Whatever your asset-allocation goal, you should always be splitting up the bond portion of your portfolio between the different classes of bonds.

• Start with at least 25% invested in bonds with as little default risk as possible – this means Treasuries, inflation-indexed Treasuries or municipal bonds.

• Add an allocation of up to 65% for bond funds with “economic exposure,” such as those focused on highly rated corporate bonds. These usually outperform Treasuries when the economy heats up. A fund is a better choice than direct investment for most investors because it offers a level of diversification few investors achieve with individual corporate bonds.

• Don’t neglect junk bonds. They deserve at least 10% of your bond investment. High yield bonds correlate more closely with equities than with fixed income investments, and their higher yields can compensate when Treasury yields are low. Don’t buy direct – funds are the only safe way to play the high-yield market.
Lowest Risk Bond Type – Treasury Bonds

The safest choice of bond investment for your portfolio is Treasuries (and inflation-protected Treasuries). Only rarely do Treasuries offer the fixed-income world excitingly large returns. But their issuer — the US government — won’t be going bankrupt any time soon.
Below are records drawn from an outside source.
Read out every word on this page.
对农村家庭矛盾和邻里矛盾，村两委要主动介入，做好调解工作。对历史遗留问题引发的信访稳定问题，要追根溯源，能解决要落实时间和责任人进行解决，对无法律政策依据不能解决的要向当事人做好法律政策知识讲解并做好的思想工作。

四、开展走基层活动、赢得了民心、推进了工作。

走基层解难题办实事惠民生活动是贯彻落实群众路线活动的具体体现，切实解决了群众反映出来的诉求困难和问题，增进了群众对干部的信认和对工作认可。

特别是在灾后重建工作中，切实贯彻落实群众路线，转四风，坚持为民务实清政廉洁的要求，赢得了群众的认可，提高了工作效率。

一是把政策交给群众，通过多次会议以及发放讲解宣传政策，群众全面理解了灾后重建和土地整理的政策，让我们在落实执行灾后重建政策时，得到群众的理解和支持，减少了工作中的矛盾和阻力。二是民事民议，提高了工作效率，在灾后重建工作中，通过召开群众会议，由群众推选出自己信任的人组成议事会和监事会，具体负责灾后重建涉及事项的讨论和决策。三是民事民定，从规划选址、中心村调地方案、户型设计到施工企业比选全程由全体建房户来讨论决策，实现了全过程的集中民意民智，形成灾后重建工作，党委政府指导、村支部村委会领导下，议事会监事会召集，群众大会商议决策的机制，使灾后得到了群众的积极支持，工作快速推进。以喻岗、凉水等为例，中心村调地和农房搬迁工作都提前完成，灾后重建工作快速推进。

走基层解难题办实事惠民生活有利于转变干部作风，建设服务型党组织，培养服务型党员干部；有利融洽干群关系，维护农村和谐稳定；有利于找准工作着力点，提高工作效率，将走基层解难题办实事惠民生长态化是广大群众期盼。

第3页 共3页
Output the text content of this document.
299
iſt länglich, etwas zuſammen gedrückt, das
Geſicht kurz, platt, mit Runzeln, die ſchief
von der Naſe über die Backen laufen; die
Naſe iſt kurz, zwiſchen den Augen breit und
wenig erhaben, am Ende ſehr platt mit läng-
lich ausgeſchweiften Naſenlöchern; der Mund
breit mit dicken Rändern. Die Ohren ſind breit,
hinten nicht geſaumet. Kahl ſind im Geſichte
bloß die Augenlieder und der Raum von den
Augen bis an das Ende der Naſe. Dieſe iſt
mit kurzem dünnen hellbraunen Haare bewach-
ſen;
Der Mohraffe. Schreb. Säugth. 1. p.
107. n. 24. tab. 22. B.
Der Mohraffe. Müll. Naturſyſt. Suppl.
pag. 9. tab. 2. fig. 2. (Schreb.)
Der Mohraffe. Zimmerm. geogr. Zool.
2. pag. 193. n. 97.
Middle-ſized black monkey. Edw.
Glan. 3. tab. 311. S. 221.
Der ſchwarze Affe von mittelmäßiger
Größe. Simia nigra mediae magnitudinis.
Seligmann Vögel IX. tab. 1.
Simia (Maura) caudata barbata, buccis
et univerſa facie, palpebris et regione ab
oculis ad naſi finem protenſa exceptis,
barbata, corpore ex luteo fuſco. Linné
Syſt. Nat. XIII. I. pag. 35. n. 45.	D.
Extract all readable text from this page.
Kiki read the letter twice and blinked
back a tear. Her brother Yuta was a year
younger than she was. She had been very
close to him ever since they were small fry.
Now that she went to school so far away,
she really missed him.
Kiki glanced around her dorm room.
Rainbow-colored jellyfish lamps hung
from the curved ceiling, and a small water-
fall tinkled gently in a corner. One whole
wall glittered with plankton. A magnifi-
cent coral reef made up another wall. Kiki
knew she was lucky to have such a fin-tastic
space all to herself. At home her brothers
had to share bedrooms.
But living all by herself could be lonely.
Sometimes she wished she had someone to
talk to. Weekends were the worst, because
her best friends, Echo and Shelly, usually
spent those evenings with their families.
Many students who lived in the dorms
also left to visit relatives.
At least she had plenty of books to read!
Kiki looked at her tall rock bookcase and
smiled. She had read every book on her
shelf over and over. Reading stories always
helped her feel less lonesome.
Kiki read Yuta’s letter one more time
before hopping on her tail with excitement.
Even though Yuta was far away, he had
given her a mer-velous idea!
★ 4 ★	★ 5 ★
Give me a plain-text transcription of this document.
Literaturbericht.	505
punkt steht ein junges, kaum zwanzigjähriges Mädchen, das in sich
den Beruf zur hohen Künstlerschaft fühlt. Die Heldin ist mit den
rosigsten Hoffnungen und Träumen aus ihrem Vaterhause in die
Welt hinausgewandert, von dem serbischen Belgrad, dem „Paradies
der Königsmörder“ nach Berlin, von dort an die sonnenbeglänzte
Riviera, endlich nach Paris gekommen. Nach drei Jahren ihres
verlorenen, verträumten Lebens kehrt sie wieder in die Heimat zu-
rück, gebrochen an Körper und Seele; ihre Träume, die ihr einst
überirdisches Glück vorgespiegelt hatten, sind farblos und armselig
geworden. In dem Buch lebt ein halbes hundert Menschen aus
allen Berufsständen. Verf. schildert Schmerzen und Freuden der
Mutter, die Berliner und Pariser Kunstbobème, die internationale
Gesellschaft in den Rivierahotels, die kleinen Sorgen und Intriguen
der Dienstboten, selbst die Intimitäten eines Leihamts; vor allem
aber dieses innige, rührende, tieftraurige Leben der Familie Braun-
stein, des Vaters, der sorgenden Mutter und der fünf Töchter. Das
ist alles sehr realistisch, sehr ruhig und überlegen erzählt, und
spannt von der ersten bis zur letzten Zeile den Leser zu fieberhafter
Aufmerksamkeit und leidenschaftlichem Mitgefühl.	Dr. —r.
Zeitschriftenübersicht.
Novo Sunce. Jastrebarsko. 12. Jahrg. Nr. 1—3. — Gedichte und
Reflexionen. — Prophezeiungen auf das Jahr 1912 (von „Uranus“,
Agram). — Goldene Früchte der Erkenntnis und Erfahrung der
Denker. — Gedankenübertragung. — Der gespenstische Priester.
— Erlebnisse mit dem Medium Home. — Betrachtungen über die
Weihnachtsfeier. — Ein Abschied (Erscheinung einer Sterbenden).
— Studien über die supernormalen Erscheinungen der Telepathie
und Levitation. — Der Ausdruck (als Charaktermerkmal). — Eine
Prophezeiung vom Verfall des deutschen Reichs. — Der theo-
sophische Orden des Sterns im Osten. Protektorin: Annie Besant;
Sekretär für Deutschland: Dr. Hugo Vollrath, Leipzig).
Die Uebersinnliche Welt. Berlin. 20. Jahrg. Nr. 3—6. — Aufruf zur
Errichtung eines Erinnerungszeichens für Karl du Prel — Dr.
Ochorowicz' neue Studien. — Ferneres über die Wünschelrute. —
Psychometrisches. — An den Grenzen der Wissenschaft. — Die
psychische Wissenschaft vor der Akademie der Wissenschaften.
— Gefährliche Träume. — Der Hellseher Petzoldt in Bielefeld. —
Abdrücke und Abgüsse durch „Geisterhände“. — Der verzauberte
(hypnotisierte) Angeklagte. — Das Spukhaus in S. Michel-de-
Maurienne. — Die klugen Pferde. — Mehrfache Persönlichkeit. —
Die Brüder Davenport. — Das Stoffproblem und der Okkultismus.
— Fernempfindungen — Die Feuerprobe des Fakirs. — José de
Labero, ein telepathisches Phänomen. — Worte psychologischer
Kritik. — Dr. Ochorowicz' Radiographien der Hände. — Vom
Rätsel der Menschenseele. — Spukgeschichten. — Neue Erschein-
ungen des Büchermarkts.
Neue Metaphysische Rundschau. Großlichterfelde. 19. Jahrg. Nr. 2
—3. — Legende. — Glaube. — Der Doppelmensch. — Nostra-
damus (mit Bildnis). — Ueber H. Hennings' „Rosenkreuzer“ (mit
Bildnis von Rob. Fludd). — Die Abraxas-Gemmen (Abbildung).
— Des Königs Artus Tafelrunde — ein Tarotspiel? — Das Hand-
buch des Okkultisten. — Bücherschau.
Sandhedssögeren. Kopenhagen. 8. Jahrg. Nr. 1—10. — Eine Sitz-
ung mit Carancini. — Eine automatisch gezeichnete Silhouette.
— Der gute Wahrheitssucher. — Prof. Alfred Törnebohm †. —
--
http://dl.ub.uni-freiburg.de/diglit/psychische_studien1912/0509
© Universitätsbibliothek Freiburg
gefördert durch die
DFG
In troubled times, that is an important consideration.

Bond Investing – Why Buy Into A Fund?

The primary advantage of these funds is that they simplify your investment. Writing a check to a fund company takes less effort than buying individual bonds and can, for some investors, be worth a small annual fee.

Many financial planners criticise government-bond funds, though, because few bond funds feature a single maturity date. Most managers buy and sell to take profits or pounce on perceived bargains. This means that there is no way to guarantee the return of your capital in full on any precise date – one of the key reasons for buying bonds in the first place.

The only way to totally guarantee stability of principal is to buy individual bonds at issue and hold them to maturity.